Echoing Apple, Microsoft bans Flash from Metro IE10 in Windows 8
One 'skin' of the browser will support plug-ins like Flash, another will not
Computerworld - Microsoft will not support browser plug-ins, including Adobe's Flash, in one of the two versions of Internet Explorer to be bundled with Windows 8, a company executive said today.
As he explained Microsoft's reasoning, Dean Hachamovitch, the executive who leads the IE team, used some deja vu, echoing motives cited by Apple's then-CEO Steve Jobs more than a year ago.
Internet Explorer 10 (IE10), the edition included with the Windows 8 developer preview that Microsoft launched earlier this week, will come in two flavors.
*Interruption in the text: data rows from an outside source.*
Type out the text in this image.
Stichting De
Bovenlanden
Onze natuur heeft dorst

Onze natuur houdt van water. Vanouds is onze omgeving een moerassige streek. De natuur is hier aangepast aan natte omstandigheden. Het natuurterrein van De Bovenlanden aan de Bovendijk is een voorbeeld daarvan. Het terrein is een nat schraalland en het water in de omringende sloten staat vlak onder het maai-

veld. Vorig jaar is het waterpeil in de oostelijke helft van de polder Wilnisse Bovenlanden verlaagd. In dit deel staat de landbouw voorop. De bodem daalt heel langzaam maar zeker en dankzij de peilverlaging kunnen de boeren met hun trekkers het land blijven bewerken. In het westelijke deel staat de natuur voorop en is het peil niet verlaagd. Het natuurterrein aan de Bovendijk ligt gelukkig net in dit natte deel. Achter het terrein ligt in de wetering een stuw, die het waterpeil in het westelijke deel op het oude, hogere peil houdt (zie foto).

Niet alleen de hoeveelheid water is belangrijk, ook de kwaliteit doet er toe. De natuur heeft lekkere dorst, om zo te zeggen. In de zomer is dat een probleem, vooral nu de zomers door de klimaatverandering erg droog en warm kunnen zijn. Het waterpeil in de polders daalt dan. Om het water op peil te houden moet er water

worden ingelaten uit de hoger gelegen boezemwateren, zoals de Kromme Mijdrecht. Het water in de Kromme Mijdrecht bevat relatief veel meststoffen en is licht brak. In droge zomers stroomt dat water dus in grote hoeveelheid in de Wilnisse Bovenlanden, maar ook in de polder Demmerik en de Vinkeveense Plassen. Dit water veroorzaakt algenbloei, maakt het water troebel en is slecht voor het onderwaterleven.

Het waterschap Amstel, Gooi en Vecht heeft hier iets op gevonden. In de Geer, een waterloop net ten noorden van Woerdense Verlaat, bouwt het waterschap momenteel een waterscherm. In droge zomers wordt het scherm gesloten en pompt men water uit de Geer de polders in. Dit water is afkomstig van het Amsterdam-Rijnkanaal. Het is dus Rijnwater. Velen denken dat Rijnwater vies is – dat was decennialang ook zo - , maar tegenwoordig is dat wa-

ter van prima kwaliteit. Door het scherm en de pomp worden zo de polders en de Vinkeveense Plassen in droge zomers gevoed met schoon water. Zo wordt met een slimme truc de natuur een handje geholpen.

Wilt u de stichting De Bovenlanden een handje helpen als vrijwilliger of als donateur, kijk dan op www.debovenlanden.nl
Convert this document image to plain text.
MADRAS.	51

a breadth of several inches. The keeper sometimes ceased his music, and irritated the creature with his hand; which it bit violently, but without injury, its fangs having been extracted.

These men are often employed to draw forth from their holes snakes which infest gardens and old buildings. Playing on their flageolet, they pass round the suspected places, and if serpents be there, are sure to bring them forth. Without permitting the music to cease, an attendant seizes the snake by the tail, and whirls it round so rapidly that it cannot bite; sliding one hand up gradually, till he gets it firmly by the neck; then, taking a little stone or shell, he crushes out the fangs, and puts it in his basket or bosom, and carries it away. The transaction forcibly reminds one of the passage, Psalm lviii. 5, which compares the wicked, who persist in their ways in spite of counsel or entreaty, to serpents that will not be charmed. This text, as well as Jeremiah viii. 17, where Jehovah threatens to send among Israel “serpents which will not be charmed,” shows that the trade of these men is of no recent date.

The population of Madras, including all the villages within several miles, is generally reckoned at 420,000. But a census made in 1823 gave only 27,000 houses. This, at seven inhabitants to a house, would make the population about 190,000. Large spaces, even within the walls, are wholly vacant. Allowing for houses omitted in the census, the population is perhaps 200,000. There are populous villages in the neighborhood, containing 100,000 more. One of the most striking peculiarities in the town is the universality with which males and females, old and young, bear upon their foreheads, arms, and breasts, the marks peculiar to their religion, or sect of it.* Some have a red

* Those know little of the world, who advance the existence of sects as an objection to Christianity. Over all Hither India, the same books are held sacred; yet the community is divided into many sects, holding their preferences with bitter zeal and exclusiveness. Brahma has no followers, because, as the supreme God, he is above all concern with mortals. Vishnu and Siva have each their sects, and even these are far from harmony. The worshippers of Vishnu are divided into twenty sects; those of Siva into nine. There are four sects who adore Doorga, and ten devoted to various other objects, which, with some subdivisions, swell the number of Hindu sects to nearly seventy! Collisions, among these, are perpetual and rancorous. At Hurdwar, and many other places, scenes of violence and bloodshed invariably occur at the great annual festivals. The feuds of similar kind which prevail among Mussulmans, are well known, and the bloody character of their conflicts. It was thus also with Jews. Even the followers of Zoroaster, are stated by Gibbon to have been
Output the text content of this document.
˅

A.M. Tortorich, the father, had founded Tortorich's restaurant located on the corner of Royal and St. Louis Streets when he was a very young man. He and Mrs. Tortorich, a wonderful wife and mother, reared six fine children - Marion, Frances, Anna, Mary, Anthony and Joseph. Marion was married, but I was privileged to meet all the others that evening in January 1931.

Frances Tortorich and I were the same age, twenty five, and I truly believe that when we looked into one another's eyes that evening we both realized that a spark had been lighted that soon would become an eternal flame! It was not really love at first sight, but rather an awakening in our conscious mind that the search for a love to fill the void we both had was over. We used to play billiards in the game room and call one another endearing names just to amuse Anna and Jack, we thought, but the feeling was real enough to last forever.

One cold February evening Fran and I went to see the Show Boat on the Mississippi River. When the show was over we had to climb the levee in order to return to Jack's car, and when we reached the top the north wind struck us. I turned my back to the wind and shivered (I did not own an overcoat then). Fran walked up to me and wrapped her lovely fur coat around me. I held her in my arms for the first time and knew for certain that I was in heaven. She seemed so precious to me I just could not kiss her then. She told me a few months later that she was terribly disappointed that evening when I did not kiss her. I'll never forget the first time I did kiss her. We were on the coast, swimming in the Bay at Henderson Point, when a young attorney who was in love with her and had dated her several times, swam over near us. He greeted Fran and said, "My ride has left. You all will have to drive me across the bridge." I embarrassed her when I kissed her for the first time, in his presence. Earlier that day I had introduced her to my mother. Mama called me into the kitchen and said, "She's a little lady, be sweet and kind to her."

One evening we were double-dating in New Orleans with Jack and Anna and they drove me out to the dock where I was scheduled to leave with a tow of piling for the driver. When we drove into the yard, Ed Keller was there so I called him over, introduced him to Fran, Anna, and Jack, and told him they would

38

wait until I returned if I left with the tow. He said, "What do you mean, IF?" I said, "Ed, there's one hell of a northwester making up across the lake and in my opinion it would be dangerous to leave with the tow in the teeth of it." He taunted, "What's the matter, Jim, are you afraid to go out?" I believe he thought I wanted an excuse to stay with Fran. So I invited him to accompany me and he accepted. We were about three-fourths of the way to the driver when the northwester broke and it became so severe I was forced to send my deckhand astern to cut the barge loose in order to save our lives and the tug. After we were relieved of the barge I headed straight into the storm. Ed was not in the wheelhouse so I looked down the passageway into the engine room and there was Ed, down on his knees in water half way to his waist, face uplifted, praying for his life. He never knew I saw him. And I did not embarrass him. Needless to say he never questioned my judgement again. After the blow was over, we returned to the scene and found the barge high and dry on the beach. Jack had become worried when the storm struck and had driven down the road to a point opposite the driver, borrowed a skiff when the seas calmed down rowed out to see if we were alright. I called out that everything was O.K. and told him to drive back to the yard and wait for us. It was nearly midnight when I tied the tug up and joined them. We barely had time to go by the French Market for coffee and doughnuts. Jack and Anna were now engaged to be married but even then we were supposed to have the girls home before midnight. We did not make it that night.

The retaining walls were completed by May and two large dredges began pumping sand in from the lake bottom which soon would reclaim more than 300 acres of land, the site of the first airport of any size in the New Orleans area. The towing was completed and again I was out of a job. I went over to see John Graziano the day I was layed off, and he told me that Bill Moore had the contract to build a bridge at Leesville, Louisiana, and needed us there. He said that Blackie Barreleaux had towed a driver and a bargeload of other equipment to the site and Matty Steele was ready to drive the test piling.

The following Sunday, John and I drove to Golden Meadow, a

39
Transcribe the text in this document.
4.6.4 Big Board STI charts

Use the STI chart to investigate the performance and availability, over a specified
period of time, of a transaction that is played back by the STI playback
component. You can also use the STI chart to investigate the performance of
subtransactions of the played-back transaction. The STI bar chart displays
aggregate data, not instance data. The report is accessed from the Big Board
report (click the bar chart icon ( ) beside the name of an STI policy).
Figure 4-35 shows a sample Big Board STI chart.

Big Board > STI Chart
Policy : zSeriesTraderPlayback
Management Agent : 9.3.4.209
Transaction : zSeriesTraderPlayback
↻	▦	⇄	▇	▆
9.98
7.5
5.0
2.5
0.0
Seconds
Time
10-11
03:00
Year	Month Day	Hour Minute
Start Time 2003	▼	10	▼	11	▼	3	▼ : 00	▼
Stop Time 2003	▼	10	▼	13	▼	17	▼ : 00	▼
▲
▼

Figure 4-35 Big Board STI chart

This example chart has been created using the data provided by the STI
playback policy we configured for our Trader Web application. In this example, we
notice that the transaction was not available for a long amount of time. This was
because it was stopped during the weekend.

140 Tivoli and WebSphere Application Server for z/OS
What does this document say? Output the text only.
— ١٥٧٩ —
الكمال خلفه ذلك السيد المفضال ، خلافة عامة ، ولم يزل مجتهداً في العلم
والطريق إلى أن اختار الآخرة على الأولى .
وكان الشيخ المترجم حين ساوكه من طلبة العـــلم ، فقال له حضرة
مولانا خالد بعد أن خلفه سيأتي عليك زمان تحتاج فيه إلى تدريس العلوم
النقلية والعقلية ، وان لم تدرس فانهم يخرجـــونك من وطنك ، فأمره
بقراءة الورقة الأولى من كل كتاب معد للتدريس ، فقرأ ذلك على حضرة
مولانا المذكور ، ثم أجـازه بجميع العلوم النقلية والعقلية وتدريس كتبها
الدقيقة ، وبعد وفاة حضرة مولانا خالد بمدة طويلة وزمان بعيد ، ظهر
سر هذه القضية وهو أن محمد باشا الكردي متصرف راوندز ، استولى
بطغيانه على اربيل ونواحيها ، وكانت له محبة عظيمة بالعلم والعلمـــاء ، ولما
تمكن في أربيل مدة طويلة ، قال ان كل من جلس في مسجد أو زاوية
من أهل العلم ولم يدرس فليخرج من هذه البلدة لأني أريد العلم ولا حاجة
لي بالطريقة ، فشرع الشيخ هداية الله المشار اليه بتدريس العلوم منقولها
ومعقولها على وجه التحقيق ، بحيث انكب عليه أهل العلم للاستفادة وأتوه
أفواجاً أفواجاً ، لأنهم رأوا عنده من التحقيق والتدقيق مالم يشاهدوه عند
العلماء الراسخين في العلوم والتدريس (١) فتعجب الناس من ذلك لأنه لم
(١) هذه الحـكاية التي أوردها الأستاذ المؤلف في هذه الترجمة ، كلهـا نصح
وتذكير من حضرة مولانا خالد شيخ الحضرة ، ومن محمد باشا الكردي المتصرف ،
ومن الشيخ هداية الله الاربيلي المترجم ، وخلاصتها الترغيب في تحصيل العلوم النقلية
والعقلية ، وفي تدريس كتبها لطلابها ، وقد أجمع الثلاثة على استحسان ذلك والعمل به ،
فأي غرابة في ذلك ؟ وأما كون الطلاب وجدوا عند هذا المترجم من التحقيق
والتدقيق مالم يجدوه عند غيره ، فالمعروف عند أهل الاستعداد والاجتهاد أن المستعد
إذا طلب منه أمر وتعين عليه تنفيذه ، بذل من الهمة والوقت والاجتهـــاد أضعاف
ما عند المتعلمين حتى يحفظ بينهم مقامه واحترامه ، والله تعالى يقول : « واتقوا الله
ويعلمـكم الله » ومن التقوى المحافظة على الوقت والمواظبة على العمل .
One will run in the Metro interface, the tile-based look borrowed from Windows Phone 7, while the other will run on the more traditional desktop, also available to Windows 8 users.
Microsoft called the former "Metro style IE."
That's the one that will be "plug-in free," Hachamovitch said in a Thursday blog.
"The Metro style browser in Windows 8 is as HTML5-only as possible, and plug-in free," said Hachamovitch. "The experience that plug-ins provide today is not a good match with Metro style browsing and the modern HTML5 Web."
Both versions of IE10 on Windows 8 will use the same rendering engine, added Hachamovitch in a separate blog entry published Wednesday.
Because it's plug-in free, the Metro IE10 -- a separate app written for the Metro interface, not just a "visual design," said Hachamovitch -- does not support Flash, Adobe's popular media player.
Hachamovitch relied on many of the same arguments that Apple has peddled for years as it defended its decision to ban Flash from the iPhone and iPad.
"Running Metro style IE plug-in free improves battery life as well as security, reliability, and privacy for consumers," said Hachamovitch today.
In a long letter made public in April 2010, Apple's then-CEO Steve Jobs ticked off security, reliability, performance and power issues as reasons why Apple would never allow Flash on iOS.
"We know first hand that Flash is the number one reason Macs crash," said Jobs in his unusual "Thoughts on Flash" epistle. "We don't want to reduce the reliability and security of our iPhones, iPods and iPads by adding Flash."